Available implementations

We make two implementations available:

• C Fast Implementation: this is a fast implementation of our original Linear PLA method (a simple best-fit line calculation accelarated by maintaing convex-hulls) combined with the Single Stream Protocol to output segments and singletons in a streaming fashion. The program runs completely in a streaming fashion and can without modification or add-ons read data received from eg a network socket.

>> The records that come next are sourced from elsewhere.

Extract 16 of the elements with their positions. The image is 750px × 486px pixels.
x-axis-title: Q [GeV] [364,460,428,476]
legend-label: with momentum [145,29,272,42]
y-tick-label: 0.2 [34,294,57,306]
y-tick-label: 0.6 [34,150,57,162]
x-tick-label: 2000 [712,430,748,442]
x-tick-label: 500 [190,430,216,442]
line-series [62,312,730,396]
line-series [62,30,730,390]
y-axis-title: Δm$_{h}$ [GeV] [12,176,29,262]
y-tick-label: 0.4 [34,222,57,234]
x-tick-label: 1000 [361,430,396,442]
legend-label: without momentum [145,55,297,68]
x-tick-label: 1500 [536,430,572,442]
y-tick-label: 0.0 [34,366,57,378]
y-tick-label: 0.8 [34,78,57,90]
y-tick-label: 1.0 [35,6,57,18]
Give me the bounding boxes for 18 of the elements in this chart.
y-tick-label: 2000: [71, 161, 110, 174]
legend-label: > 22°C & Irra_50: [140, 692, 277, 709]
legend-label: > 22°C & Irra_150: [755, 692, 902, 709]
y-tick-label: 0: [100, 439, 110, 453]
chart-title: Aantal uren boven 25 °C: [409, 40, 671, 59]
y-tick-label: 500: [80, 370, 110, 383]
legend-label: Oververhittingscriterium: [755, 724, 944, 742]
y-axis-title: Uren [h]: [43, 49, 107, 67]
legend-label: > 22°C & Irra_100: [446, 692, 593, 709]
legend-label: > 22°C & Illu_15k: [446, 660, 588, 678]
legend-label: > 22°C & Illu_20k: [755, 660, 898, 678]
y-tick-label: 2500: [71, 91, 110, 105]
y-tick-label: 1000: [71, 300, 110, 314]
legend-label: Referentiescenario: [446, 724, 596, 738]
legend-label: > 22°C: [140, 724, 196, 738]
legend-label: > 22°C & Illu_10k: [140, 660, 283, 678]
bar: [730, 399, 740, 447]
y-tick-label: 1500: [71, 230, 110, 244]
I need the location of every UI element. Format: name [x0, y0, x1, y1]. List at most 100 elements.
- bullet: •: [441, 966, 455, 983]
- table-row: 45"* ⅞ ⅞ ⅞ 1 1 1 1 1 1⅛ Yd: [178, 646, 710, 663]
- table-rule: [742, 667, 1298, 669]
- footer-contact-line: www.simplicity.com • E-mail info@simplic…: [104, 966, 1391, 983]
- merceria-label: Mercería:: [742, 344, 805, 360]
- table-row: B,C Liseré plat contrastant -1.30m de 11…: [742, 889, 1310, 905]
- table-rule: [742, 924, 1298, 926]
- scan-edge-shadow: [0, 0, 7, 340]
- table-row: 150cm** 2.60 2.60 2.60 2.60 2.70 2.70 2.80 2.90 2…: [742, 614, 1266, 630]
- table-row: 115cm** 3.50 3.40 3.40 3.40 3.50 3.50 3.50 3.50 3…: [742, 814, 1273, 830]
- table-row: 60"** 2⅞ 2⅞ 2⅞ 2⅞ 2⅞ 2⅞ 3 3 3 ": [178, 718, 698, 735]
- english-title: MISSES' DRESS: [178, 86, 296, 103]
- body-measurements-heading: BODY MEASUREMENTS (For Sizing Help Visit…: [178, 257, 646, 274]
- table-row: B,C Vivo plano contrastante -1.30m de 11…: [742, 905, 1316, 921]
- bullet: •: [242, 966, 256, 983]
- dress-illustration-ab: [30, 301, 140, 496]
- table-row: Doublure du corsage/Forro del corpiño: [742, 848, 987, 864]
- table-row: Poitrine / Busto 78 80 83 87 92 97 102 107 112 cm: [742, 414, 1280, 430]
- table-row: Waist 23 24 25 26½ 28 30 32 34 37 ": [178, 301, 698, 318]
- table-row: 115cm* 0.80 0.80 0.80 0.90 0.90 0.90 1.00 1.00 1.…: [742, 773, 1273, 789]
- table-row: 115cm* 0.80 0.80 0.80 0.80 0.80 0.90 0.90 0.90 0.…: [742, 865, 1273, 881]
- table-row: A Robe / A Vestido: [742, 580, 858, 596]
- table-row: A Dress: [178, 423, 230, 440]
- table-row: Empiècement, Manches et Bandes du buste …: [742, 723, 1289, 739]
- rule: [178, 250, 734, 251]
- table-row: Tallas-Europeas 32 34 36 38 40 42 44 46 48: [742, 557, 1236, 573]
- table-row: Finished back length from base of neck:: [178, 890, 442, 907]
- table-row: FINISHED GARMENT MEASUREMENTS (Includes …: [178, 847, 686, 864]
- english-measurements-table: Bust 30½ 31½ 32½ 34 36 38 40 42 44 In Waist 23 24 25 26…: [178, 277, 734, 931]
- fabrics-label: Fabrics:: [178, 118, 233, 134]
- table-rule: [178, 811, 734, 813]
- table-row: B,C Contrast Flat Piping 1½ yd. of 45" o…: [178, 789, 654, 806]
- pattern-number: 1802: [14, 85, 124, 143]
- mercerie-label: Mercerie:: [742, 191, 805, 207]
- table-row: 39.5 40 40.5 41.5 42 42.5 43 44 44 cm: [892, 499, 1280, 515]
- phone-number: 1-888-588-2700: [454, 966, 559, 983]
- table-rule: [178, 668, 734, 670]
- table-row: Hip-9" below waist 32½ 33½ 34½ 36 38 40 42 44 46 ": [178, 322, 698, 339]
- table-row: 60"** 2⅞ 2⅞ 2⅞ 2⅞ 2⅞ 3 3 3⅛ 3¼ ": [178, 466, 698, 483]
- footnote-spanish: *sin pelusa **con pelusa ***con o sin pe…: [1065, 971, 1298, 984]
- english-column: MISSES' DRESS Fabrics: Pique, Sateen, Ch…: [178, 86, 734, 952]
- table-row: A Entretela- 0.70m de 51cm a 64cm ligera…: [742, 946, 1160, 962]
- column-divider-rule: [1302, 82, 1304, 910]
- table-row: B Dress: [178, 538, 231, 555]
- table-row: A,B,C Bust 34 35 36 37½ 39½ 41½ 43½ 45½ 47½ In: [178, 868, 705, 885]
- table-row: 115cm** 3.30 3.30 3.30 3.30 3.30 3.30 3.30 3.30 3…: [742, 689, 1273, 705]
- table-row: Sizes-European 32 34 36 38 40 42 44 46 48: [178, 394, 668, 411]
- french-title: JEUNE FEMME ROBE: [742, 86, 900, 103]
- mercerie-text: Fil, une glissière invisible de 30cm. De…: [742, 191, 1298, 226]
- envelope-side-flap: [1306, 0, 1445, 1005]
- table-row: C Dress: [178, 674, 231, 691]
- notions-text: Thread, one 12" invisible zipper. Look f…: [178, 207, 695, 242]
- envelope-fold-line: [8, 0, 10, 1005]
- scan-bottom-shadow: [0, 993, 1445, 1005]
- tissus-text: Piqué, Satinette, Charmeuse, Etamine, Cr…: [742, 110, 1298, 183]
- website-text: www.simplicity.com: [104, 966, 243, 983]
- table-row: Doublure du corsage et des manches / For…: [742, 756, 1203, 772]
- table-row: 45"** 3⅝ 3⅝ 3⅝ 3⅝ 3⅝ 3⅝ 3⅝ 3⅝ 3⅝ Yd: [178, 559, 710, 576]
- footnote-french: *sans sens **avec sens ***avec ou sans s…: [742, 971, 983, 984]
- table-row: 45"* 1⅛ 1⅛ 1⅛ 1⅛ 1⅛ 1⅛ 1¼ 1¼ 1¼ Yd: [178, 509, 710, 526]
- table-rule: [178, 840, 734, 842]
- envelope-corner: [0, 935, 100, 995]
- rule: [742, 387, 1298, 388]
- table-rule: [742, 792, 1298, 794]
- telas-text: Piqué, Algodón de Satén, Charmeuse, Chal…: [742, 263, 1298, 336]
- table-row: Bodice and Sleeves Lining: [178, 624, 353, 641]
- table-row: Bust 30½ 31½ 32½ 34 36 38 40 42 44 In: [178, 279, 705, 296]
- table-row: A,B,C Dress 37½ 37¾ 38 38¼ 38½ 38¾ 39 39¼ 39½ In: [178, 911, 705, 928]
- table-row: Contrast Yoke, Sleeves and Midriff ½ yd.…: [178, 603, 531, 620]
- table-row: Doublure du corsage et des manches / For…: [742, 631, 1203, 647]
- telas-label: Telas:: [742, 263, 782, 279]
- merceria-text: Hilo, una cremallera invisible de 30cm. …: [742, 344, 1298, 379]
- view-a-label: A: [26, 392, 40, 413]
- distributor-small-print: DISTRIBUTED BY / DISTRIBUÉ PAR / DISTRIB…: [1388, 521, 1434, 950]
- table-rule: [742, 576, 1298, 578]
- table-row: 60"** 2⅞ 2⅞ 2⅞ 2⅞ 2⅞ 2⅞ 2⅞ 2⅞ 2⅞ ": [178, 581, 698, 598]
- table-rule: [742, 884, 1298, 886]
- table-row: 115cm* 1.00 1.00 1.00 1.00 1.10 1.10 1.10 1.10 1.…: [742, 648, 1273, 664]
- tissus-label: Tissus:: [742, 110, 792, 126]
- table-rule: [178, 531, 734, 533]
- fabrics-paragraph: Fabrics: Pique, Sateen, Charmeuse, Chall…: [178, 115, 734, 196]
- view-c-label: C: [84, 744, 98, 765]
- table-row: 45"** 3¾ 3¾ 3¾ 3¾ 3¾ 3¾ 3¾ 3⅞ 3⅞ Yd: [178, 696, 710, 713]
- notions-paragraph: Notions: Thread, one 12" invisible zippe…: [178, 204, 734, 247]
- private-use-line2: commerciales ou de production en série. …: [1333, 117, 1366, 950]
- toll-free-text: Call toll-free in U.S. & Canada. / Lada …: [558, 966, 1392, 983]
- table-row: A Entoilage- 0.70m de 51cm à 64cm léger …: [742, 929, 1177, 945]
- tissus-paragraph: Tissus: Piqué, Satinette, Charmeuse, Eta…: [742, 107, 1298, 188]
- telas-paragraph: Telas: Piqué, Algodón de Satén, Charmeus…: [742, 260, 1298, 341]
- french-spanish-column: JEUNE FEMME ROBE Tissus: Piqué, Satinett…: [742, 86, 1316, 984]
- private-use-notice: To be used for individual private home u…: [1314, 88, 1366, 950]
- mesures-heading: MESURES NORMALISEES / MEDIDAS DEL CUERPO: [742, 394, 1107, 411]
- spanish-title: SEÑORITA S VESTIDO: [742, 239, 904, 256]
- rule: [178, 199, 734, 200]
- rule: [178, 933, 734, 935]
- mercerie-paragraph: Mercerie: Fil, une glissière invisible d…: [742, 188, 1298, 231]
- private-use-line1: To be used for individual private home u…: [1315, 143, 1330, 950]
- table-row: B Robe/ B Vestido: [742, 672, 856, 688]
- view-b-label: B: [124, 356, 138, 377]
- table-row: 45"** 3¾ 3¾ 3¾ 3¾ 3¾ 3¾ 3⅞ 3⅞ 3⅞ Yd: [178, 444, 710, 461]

The method and output protocol are the ones used in [1,2] and have been shown to offer the best trade-offs compression ratio / accuracy / latency as shown in [3,4]. Expected processing rate is above 1M datapoints per second. All parameters are fixed and the code provides only a simple basic interface. Only logical timestamps are suported.
• Python Implementation: this is a complete implementation of all methods (Angular, Linear and Convex-Hull) and streaming protocols presented in [3,4]. The code is meant to be flexible and versatile but not CPU-efficient. The program(s) offer a comprehensive interface to explore many variations of the methods' parameters, streaming output protocols, etc. The program can work with either a timestamp channel or logical timestamps and computes average delay to reconstruct multidimmensional input tuples.